Photos by - Ron Holmes
The Varied Thrush is truly a Northwest bird found near the coast year-round from Northern BC to Northern California. They are forest birds in summer switching to backyard feeder birds in winter as they adapt their diet to the seasons.
In winter, Varied Thrushes are found on the ground near feeders sparring with towhees, juncos and sparrows for territory. However, they’re not so tough when something a little larger shows up like a Northern Flicker, California Quail or even an American Robin. Unlike American Robins which form flocks to feed in winter, the Varied Thrush remains solitary. Occasionally, they will join a group of robins feeding on berries. So don’t dismiss all of those birds as just robins. Take a closer look for the Varied Thrush. They will be a bit smaller, but appear stockier than the robin. Both birds appear black and orange, but have very different patterns.The VATH has an orange eyebrow and black collar. They also have slate-gray backs with slate-gray and orange wing feathers. The male and female look similar with the female appearing duller.
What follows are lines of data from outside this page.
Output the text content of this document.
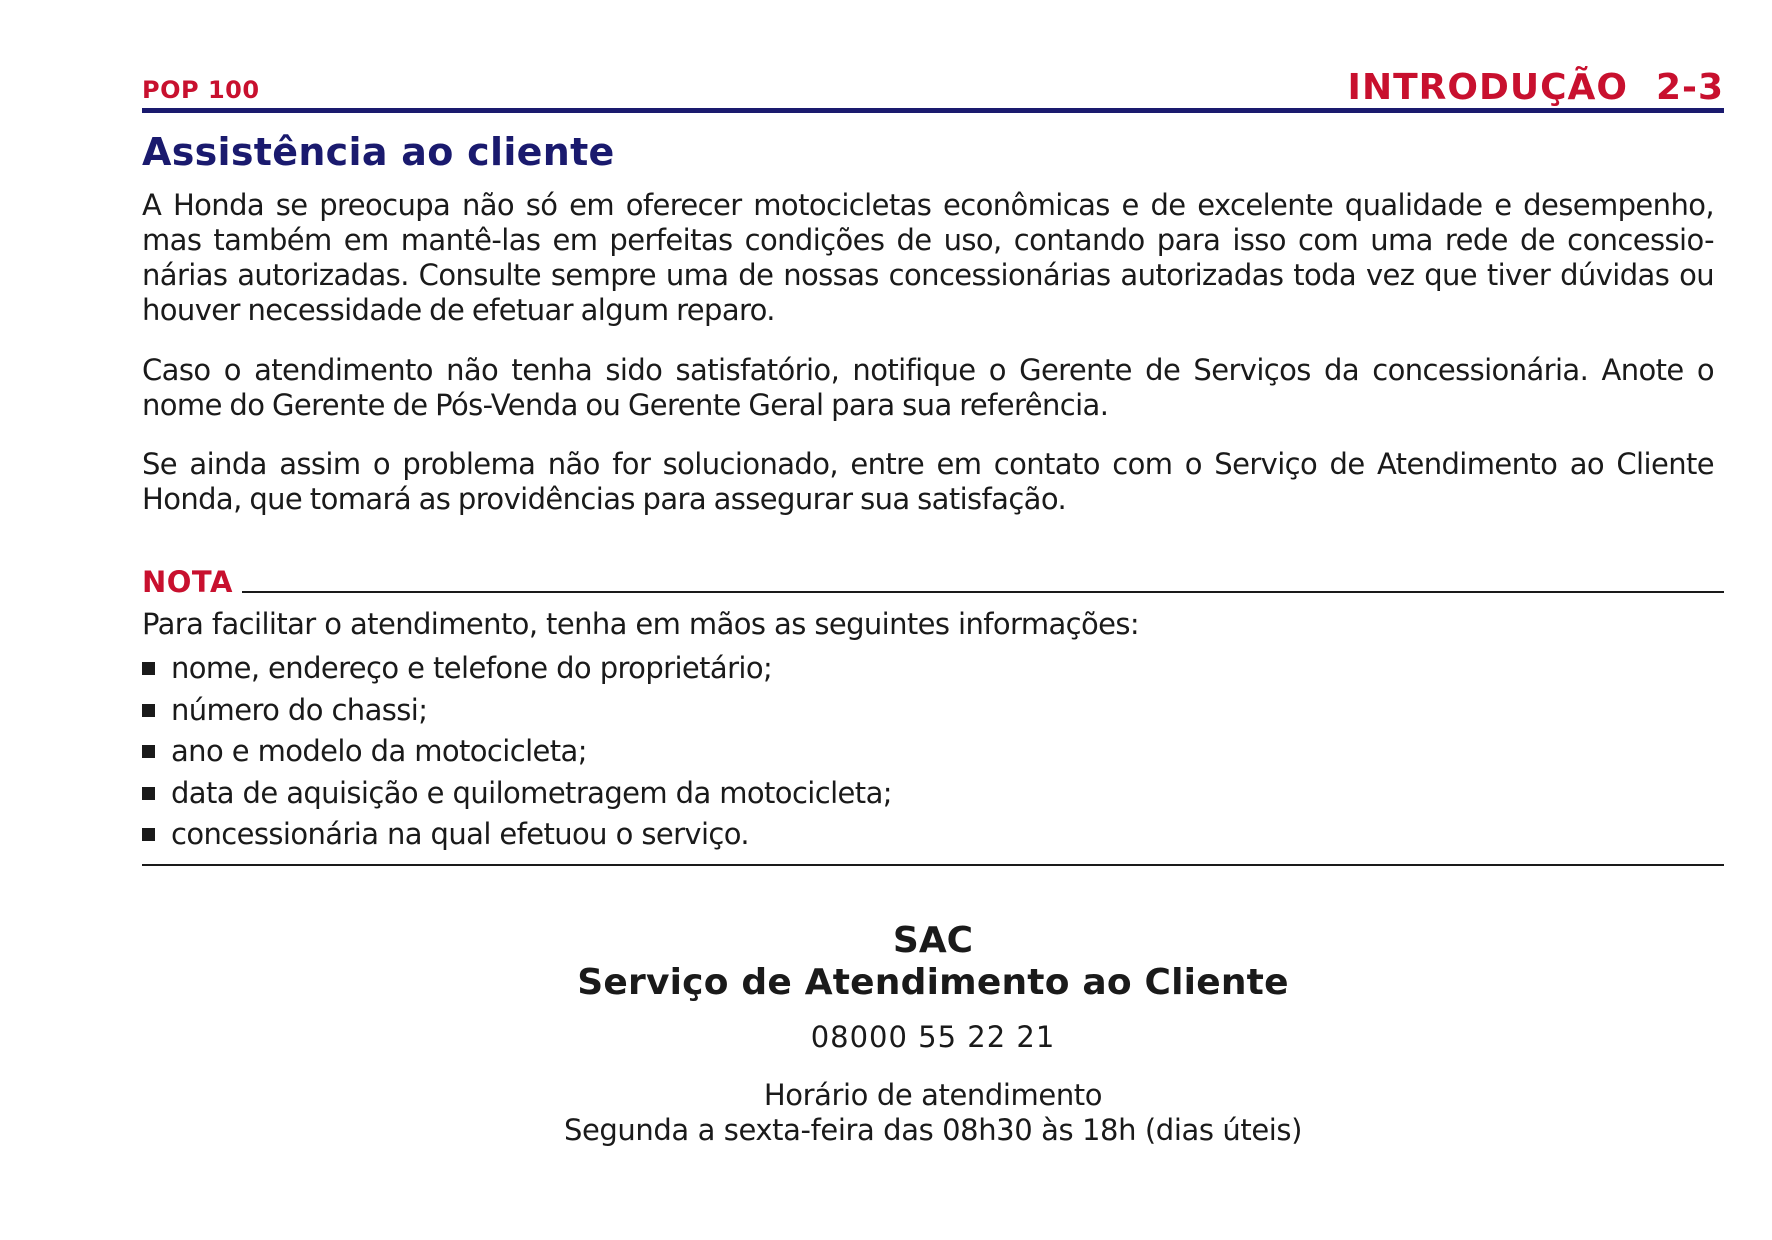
POP 100	INTRODUÇÃO 2-3
Assistência ao cliente

A Honda se preocupa não só em oferecer motocicletas econômicas e de excelente qualidade e desempenho, mas também em mantê-las em perfeitas condições de uso, contando para isso com uma rede de concessio-nárias autorizadas. Consulte sempre uma de nossas concessionárias autorizadas toda vez que tiver dúvidas ou houver necessidade de efetuar algum reparo.

Caso o atendimento não tenha sido satisfatório, notifique o Gerente de Serviços da concessionária. Anote o nome do Gerente de Pós-Venda ou Gerente Geral para sua referência.

Se ainda assim o problema não for solucionado, entre em contato com o Serviço de Atendimento ao Cliente Honda, que tomará as providências para assegurar sua satisfação.

NOTA

Para facilitar o atendimento, tenha em mãos as seguintes informações:

nome, endereço e telefone do proprietário;
número do chassi;
ano e modelo da motocicleta;
data de aquisição e quilometragem da motocicleta;
concessionária na qual efetuou o serviço.
SAC
Serviço de Atendimento ao Cliente
08000 55 22 21
Horário de atendimento
Segunda a sexta-feira das 08h30 às 18h (dias úteis)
In spring when the VATH is back in the depths of the damp forest, their song can trick you into thinking they’re close. Their single pitched long whistle resonates throughout the forest contributing to their reputation of being a shy, hard to find bird. If you’re lucky enough to zone in on a male singing in spring, be sure to tilt your head back to find the bird high in the top of a conifer. The males show up in the breeding territories before females to establish themselves. Territorial fights between males can be quite aggressive going beyond displays of spreading wings and fanned tail feathers to actually locking bills. The prevailing male will form a monogamous relationship with the female. She gathers the nesting material and constructs the nest near the trunk of a conifer about 10 feet off the ground. The outside of the nest is formed with twigs. Then similar to Robins, a mud/moss layer is added which hardens. The inside of the 4 inch cup is lined with soft dead leaves and additional moss. Varied Thrushes are known to return to successful nesting sites and build new nests nearby or directly on top of old nests. The female lays and incubates 2-5 pale blue, brown flecked eggs for about two weeks. The nestlings are fed a high protein diet of insects and arthropods. Unlike towhees who scratch at the leaf litter to find insects, VATHs clear the ground by taking leaves in their bill and hopping backwards to drop them. The young birds fledge within two weeks. Occasionally, VATHs will rear two broods. Scientists disagree on whether VATHs stay monogamous through the breeding season and beyond.
The migratory patterns of these birds vary depending on where they breed. Scientists believe Northern breeding populations “leapfrog” the year-round coastal birds. So the VATHs who breed in Alaska may migrate south to central California during winter. Northwest populations will migrate from inland breeding grounds to the coastline joining the year-round coastal birds. Further bird banding research will shed light on their migratory behavior. The oldest VATH on record is a male, 4 years, 9 months old, recaptured and rereleased during banding operations in California.
You’re most likely to catch glimpses of this beautiful bird during winter in our area when the population increases with inland migrants and the birds are attracted to backyard feeders and parks where seeds, berries and nuts are available. For a bird to have a reputation of being both shy and aggressive is unusual. The change in the season influences the change in the mood of a VATH. Winter brings on the aggressiveness of a VATH. Summer finds the VATH hanging out shyly in the deep cool forests. How do the seasons affect your mood? Spring is coming soon!